You can deploy the above configmap using the following command:

kubectl apply -f ama-metrics-prometheus-config-configmap.yaml

Generally, you can use four different configmaps to provide scrape configuration and other settings for the metrics add-on. All the configmaps should be applied to kube-system namespace for any cluster. None of the four configmaps exist by default in the cluster when Azure Managed Prometheus is enabled. Depending on what needs to be customized, you need to deploy any or all of these four configmaps with the same name specified, in kube-system namespace. AMA-Metrics pods will pick up these configmaps after you deploy them to kube-system namespace, and will restart in 2-3 minutes to apply the configuration settings specified in the configmap(s).

ama-metrics-settings-configmap This config map has below simple settings that can be configured.

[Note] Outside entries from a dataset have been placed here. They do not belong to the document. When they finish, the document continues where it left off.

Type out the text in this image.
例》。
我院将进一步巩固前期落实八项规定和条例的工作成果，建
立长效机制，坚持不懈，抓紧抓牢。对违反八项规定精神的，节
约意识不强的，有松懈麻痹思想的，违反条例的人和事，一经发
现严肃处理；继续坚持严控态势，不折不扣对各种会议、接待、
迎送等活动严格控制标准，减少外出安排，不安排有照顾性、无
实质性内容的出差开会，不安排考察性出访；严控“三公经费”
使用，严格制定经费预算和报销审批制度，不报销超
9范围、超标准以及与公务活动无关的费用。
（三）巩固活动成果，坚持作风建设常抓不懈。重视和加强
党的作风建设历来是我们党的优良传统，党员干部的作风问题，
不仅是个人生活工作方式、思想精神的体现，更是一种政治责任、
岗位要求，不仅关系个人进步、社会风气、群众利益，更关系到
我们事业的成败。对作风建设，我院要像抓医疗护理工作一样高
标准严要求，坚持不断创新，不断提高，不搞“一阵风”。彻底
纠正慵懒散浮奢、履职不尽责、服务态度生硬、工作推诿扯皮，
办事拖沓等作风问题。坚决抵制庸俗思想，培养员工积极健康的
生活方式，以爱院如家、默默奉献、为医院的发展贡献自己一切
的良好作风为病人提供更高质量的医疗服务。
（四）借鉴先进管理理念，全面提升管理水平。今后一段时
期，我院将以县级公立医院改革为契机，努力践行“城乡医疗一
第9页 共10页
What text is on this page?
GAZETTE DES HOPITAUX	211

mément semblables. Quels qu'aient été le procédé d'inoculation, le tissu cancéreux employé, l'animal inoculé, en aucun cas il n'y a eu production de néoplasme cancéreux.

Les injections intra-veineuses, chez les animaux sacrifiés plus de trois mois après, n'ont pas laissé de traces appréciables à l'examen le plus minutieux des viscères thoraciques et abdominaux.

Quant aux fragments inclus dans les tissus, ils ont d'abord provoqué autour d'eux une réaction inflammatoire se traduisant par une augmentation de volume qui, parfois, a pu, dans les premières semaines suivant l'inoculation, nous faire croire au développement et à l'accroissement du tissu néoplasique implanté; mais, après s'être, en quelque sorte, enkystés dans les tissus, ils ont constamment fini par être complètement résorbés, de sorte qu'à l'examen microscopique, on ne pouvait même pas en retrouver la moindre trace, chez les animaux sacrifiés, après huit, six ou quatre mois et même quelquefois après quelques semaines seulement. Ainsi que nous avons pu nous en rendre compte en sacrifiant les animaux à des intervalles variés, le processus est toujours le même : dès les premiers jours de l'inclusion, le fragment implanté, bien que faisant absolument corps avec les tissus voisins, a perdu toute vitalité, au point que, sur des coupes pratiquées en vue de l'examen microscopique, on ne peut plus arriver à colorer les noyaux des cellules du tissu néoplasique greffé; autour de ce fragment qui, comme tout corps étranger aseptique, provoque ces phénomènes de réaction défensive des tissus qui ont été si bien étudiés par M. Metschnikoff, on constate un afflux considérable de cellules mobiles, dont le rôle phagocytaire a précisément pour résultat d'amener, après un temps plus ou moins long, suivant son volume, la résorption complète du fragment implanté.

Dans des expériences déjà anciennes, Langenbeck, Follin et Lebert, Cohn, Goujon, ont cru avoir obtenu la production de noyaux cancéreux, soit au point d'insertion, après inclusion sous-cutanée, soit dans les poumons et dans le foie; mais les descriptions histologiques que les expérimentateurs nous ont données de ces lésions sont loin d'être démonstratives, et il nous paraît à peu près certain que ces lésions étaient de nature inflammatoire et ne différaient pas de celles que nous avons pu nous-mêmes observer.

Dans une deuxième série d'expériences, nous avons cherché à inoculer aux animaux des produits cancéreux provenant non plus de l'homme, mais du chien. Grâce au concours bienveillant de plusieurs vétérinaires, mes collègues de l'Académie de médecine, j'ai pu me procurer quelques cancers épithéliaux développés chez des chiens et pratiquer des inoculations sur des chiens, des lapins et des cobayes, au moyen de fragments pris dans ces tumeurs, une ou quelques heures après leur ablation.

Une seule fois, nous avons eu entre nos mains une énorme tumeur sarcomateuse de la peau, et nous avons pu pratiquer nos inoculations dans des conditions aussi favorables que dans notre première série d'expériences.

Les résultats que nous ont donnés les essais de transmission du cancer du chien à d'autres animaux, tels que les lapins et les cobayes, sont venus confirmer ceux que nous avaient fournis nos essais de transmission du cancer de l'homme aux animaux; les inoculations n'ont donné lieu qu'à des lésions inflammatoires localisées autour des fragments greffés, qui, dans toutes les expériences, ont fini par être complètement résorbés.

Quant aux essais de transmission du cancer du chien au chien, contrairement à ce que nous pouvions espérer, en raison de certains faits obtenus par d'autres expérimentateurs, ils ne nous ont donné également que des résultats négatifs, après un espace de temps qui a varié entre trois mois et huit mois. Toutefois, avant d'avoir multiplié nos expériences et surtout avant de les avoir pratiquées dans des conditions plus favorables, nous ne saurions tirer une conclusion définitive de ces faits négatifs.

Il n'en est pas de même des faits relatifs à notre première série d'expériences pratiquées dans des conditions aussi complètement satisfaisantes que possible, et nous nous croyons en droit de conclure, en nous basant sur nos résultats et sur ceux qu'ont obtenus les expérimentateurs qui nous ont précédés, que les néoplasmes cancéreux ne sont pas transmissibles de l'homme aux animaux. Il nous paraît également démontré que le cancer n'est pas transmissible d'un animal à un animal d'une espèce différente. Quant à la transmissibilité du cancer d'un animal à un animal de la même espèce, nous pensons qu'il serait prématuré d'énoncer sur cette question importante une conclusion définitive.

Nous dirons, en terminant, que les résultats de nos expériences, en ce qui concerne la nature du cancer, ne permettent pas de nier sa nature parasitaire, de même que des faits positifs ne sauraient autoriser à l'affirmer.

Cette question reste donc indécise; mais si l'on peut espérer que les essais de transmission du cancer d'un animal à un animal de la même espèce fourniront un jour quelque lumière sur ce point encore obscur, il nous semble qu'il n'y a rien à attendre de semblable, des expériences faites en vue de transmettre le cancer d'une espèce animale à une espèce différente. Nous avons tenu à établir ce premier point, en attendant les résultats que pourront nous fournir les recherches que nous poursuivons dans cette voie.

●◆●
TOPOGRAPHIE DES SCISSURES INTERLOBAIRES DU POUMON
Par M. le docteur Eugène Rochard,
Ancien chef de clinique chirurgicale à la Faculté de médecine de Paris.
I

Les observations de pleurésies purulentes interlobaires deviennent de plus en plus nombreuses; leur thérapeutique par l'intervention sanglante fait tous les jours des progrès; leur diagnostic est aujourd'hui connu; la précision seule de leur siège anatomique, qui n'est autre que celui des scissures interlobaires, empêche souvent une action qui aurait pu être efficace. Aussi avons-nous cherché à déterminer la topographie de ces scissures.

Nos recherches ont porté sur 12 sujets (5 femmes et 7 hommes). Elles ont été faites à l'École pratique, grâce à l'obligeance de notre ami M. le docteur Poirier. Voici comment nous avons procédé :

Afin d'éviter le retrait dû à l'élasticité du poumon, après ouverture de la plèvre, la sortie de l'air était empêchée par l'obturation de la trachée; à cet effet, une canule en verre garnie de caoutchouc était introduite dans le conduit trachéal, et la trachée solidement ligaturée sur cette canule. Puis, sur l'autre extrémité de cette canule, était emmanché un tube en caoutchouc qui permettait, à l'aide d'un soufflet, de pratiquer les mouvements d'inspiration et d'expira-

You can take the configmap from the above git hub repo, change the settings are required and apply/deploy the configmap to kube-system namespace for your cluster
- cluster alias (to change the value of cluster label in every time-series/metric that's ingested from a cluster)
- enable/disable default scrape targets - Turn ON/OFF default scraping based on targets. Scrape configuration for these default targets are already pre-defined/built-in
- enable pod annotation based scraping per namespace
- metric keep-lists - this setting is used to control which metrics are listed to be allowed from each default target and to change the default behavior
- scrape intervals for default/pre-definetargets. 30 secs is the default scrape frequency and it can be changed per default target using this configmap
- debug-mode - turning this ON helps to debug missing metric/ingestion issues - see more on troubleshooting
ama-metrics-prometheus-config This config map can be used to provide Prometheus scrape config for addon replica. Addon runs a singleton replica, and any cluster level services can be discovered and scraped by providing scrape jobs in this configmap. You can take the sample configmap from the above git hub repo, add scrape jobs that you would need and apply/deploy the config map to kube-system namespace for your cluster.
ama-metrics-prometheus-config-node This config map can be used to provide Prometheus scrape config for addon DaemonSet that runs on every Linux node in the cluster, and any node level targets on each node can be scraped by providing scrape jobs in this configmap. When you use this configmap, you can use $NODE_IP variable in your scrape config, which gets substituted by corresponding node's ip address in DaemonSet pod running on each node. This way you get access to scrape anything that runs on that node from the metrics addon DaemonSet. Please be careful when you use discoveries in scrape config in this node level config map, as every node in the cluster will setup & discover the target(s) and will collect redundant metrics. You can take the sample configmap from the above git hub repo, add scrape jobs that you would need and apply/deploy the config map to kube-system namespace for your cluster
ama-metrics-prometheus-config-node-windows This config map can be used to provide Prometheus scrape config for addon DaemonSet that runs on every Windows node in the cluster, and node level targets on each node can be scraped by providing scrape jobs in this configmap. When you use this configmap, you can use $NODE_IP variable in your scrape config, which will be substituted by corresponding node's ip address in DaemonSet pod running on each node. This way you get access to scrape anything that runs on that node from the metrics addon DaemonSet. Please be careful when you use discoveries in scrape config in this node level config map, as every node in the cluster will setup & discover the target(s) and will collect redundant metrics. You can take the sample configmap from the above git hub repo, add scrape jobs that you would need and apply/deploy the config map to kube-system namespace for your cluster

For more information, see Customize scraping of Prometheus metrics in Azure Monitor managed service for Prometheus.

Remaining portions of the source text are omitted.